Managing money is something that neither Gintel nor Carroll appears to do well. Gintel, 75, has run Gintel fund since its inception in 1981. Carroll, 63, has been with the firm 20 years, the past six as co-manager. Results stink because of poor stock selection and failed market timing; the fund has suffered double-digit percentage losses in four of the past five years. Bear in mind that this is a fund that specializes in beaten-down stocks of midsize companies -- a category that has shown signs of life the past few years. Over the past three and five years, Gintel fund has lost an annualized 22 percent and 7 percent respectively -- bad enough to earn it last place among its peers during both periods. It has the worst returns among its peers over the past ten years, too.
The SEC settlement adds insult to injury. Although Gintel did not admit wrongdoing, he paid a $75,000 fine and disgorged $489,239 in profits from trades that violated the conflict-of-interest rule. He also had to pay $169,620 in interest. What's remarkable is that the fund still has $63 million in assets, although Carroll says about 40 percent of that belongs to Robert Gintel and his family members. Expenses are 2 percent annually -- no bargain at all. Our efforts to contact Gintel were fruitless. But shareholders will hear from him because he's coming back.
Robert Markman practically embodies the word chutzpah. The 51-year-old Minneapolis fund entrepreneur published a book in early 2000, Hazardous to Your Wealth: Extraordinary Popular Delusions and the Madness of Mutual Fund Experts, in which he argued that diversification among different types of stocks -- an article of faith among investment experts -- only dilutes investment profits. Instead, Markman said, stocks of large, fast-growing companies, primarily the tech giants (which were riding high at the time), should dominate your portfolio. But almost immediately after the book was published, Markman's recommended brand of stocks went into a nose dive that has been far worse in the three years since than the losses suffered by any other type of stock. Investors in Markman's four funds lost their shirts. (Full disclosure: We spoke well of the book ourselves.)

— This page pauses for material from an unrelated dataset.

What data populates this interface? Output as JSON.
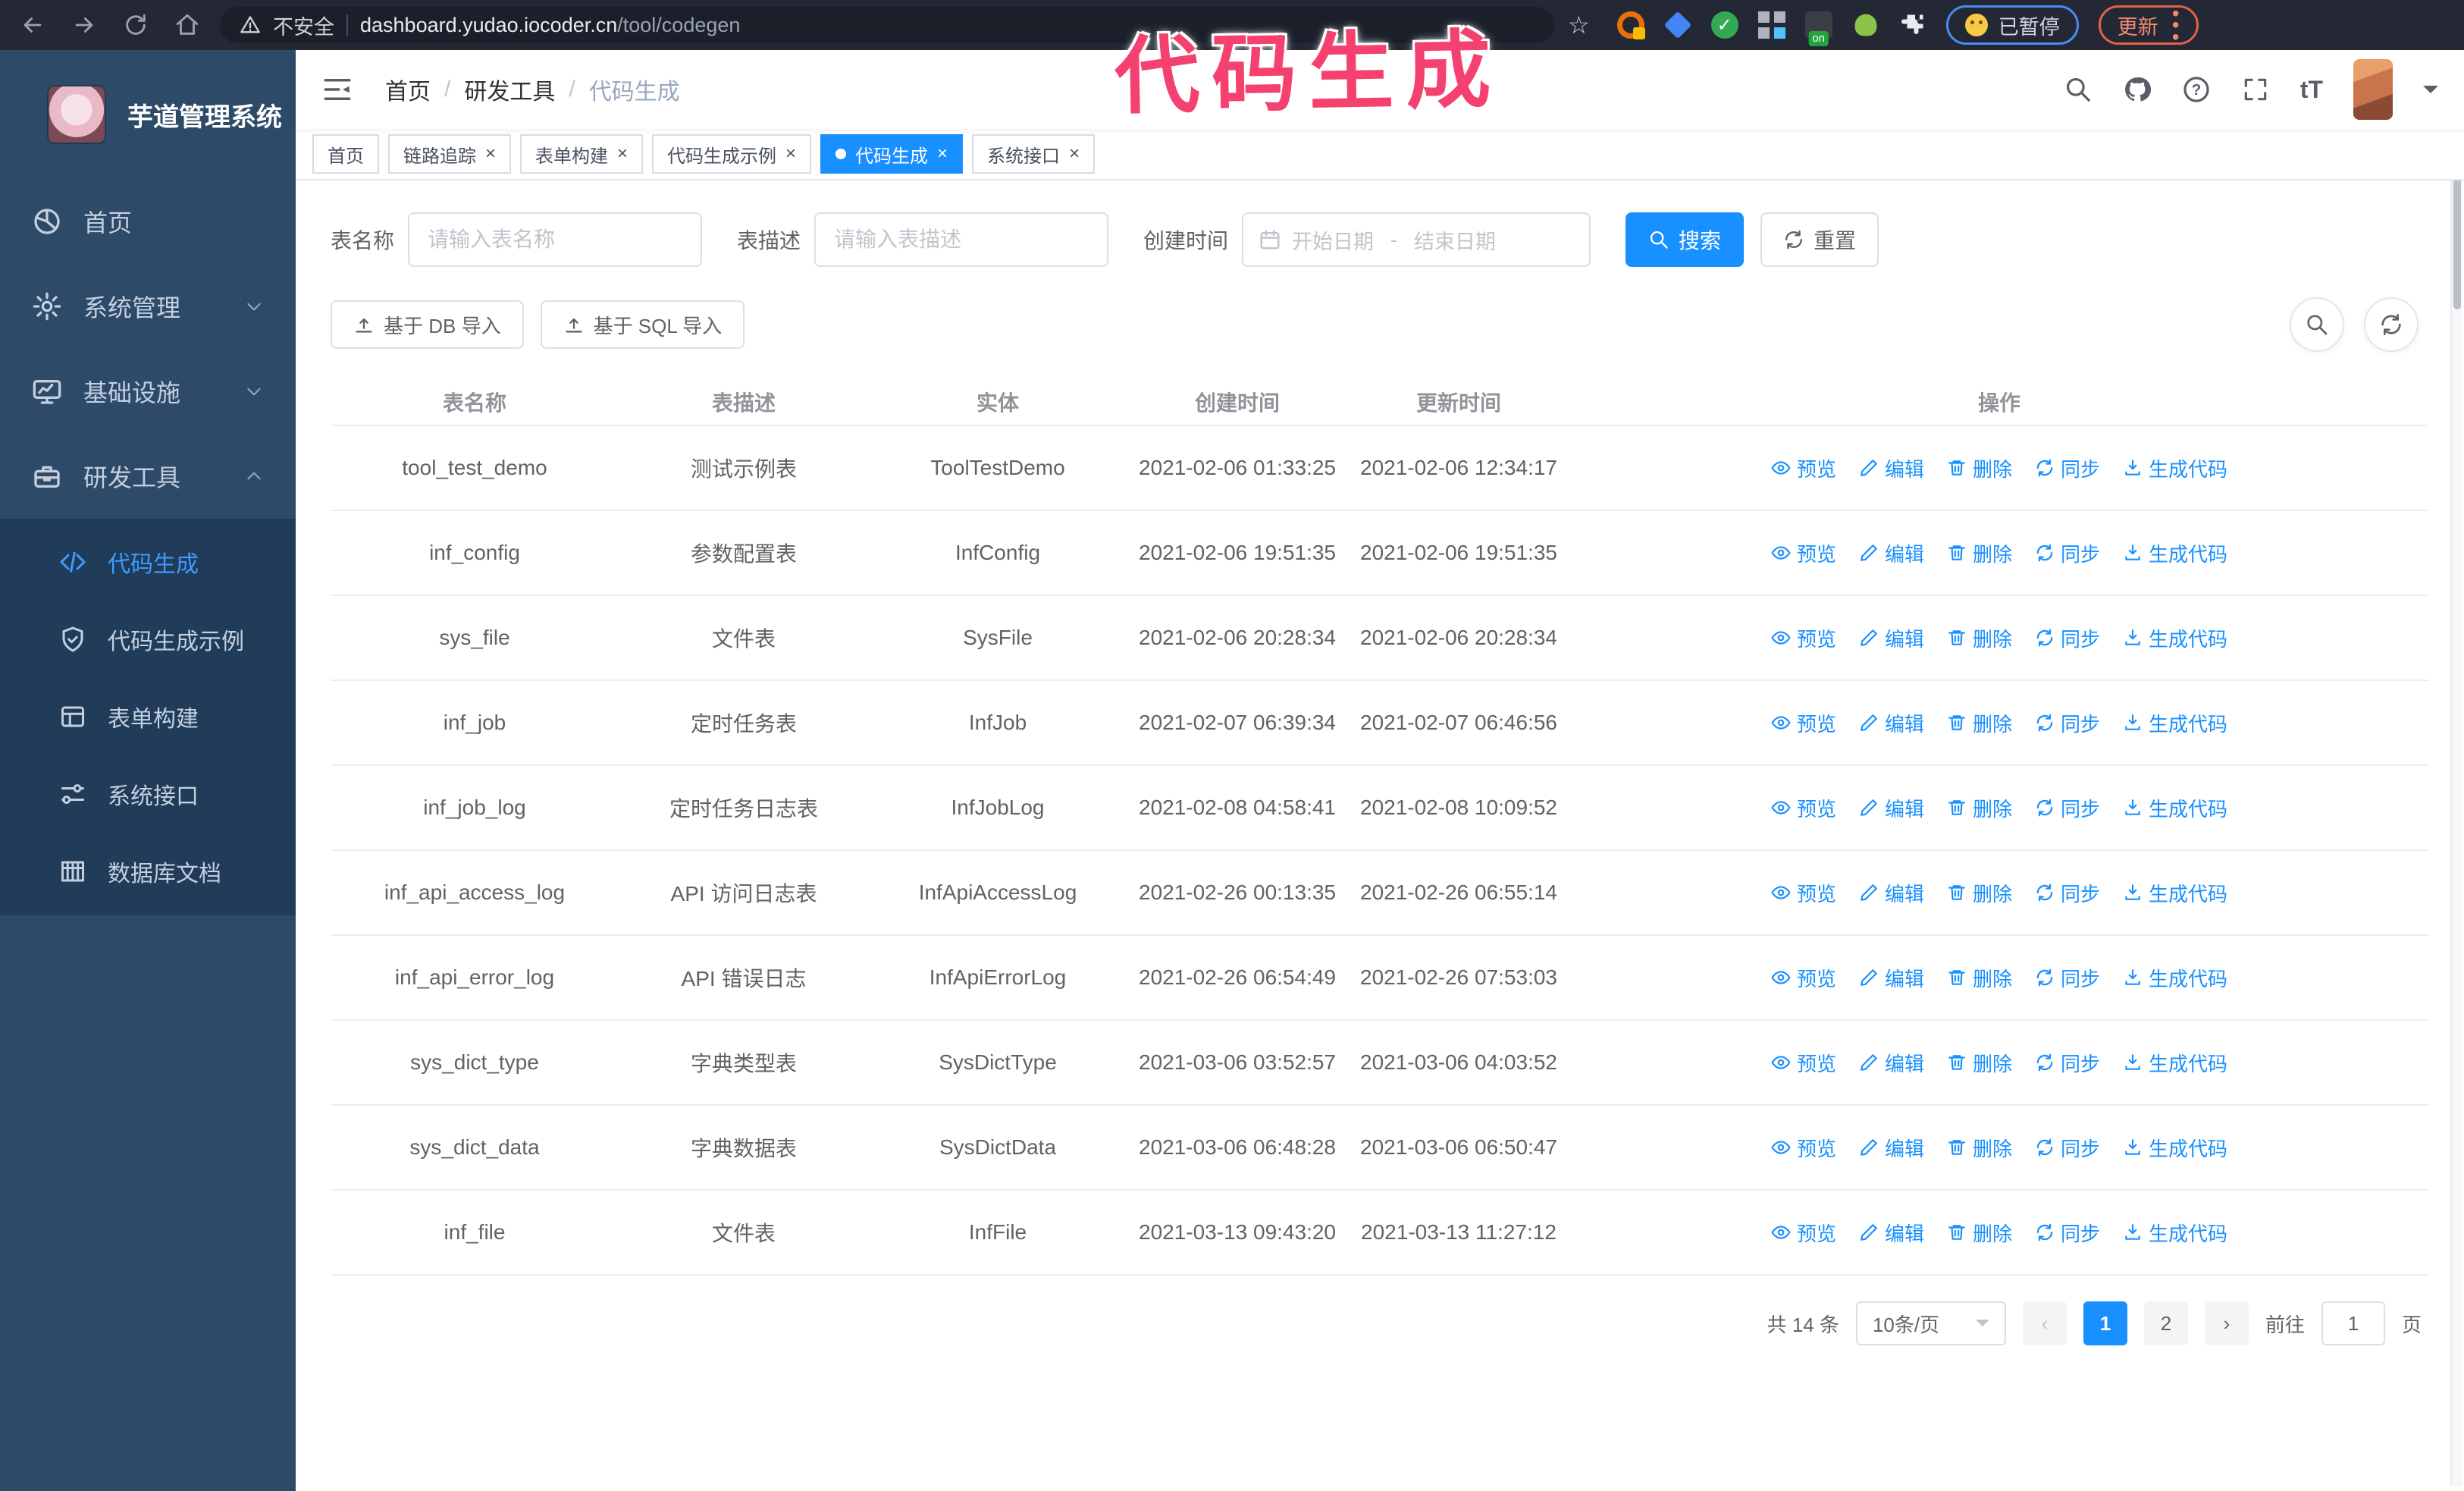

Even now, Markman won't concede that the essential points of his book are flawed, like so much else born of the technology bubble. "Clearly, the timing of the book was inopportune," he says. "But a lot of the book still applies." He now says, however, that stocks of large, undervalued companies can also make good investments.
Markman launched his four "funds of funds" -- that is, funds that invest in other funds -- in 1995. He claimed his expertise would more than make up for the 0.95 percent annual expenses the funds imposed above and beyond the expenses of the funds he purchased. As it turned out, 1999 was the last year that Markman's two most aggressive funds managed to do better than Standard & Poor's 500-stock index. Over its last five years, the Markman Aggressive Allocation fund trailed the S&P 500 by an annualized nine percentage points, and Markman Moderate Allocation fund trailed the index by an annualized seven percentage points. That made Markman, who had bet he'd beat the index, the loser of a much-publicized wager with the Vanguard Group's founder and indexing advocate, John Bogle.